MissCat is an R package developed as part of the graduate course in Advanced Statistical Computing at the School of Statistics, Renmin University of China. The package is designed to perform data imputation for missing categorical data using the Expectation-Maximization (EM) and Data-Augmentation (DA) methods. It is specifically tailored for handling missing values in categorical data and provides an efficient approach to data imputation. For performance, calculation of the summary statistics of the multinomial distribution is implemented in C++.
In the past several decades, widely available methods have been developed for missing value imputation allowing practitioners to move beyond ad-hoc methods such as casewise-deletion and mean imputation, to more advanced methods such as multiple imputation Rubin(1987), expectation maximization(EM) Dempster, Laird, and Rubin(1977), chained equations van Buuren and Groothuis-Oudshoorn(2011), and data augmentation(DA) Tanner and Wong(1987), However, many of these methods assume the data comes from a multivariate normal distribution, which ignores missing data from a variety of other distributions. MissCat performs missing data imputation for the common multivariate multinomial distribution. Like other imputation methods, this method creates a "filled in" version of the incomplete data so that analyses which require complete observations can appropriately use all the data in a dataset containing missingness. MissCat uses the familiar EM and DA algorithms to estimate the parameter estimates of the multinomial distribution and maximum likelihood to impute missing observations.
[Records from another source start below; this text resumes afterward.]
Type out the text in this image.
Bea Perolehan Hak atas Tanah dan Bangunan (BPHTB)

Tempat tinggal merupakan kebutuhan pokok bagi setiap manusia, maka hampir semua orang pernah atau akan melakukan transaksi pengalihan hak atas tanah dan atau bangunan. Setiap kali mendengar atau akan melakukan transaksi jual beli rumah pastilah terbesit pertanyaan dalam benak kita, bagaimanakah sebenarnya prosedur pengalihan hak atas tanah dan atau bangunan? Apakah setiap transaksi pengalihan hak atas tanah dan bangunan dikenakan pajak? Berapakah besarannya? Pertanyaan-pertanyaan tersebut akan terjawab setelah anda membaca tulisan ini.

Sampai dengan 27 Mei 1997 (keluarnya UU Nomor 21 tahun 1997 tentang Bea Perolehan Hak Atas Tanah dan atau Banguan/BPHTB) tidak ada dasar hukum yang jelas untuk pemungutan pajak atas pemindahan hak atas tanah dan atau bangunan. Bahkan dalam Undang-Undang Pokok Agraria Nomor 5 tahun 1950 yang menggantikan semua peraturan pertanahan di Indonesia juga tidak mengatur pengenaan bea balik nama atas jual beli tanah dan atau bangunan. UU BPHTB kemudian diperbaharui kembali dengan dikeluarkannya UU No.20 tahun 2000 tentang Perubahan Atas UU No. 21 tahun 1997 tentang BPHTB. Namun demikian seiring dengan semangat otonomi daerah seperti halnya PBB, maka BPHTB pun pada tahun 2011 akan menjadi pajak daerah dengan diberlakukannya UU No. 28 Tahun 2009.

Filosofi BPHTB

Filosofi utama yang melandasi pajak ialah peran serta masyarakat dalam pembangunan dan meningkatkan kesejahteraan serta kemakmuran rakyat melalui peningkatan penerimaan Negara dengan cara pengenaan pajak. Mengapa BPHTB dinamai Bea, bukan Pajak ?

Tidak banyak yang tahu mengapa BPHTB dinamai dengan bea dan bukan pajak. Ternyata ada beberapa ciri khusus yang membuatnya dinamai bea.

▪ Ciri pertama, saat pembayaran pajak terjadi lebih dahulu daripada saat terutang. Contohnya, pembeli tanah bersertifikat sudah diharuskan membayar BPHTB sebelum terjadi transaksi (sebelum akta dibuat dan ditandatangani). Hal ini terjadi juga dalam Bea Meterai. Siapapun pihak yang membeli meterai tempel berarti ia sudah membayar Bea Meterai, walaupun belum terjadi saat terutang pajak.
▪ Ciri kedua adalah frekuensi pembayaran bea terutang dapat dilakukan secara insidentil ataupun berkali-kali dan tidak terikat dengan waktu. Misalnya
MissCat provides tools to impute missing data in categorical datasets using both EM and DA methods. The package allows for imputation in datasets with multiple missing values across several variables, enabling users to efficiently recover missing information and create complete datasets for further analysis.
To install the MissCat package, you can use the following code:
devtools::install_github("Go9entle/MissCat")Warning
If you get the following error
> devtools::install_github("go9entle/MissCat")
Using GitHub PAT from the git credential store.
错误: Failed to install 'MissCat' from GitHub:
HTTP error 401.
Bad credentials
Rate limit remaining: 59/60
Rate limit reset at: 2025-01-12 04:03:15 UTCGo to Github/settings/tokens Click "Generate new token." (classic probably the best) Select the appropriate scopes for your use case. For installing packages, the following scopes are usually enough:
repo
read:packages
Click "Generate token." Copy the token, as you'll need it soon.
Set up the PAT in R:
Open R and run the following commands to set the new token:
gitcreds::gitcreds_set()This will prompt you to enter a new credential. Paste your newly generated PAT when prompted.
The package includes an example dataset tract2221, which contains data from the American Community Survey (ACS) for individuals living in census tract 2221 in Los Angeles County, California. The dataset includes 10 variables with 3974 samples, some of which have missing values. This dataset is provided in the data/tract2221 file.
library("MissCat")
data("tract2221")The main methods for imputation in the MissCat package are:
- EM (Expectation-Maximization): A widely used method for missing data imputation, based on the EM algorithm.
- DA (Data Augmentation): A Bayesian method that uses Dirichlet distributions for imputation.
Both methods offer flexibility in how priors are handled, with options like "non.informative" priors available for controlling the imputation process.
impute4mmv: Main imputation function for generating complete datasets using EM & DA methods.impute5mmv: Similar toimpute4mmv, but imputes in the original variable order for comparison purposes.
# Example usage of the impute4mmv function
library("MissCat")
data("tract2221")
dat <- tract2221[,c(1:2,4,7,9)]
result <- impute4mmv(dat, method="EM", conj_prior = "non.informative")
MissCat is released under the MIT License.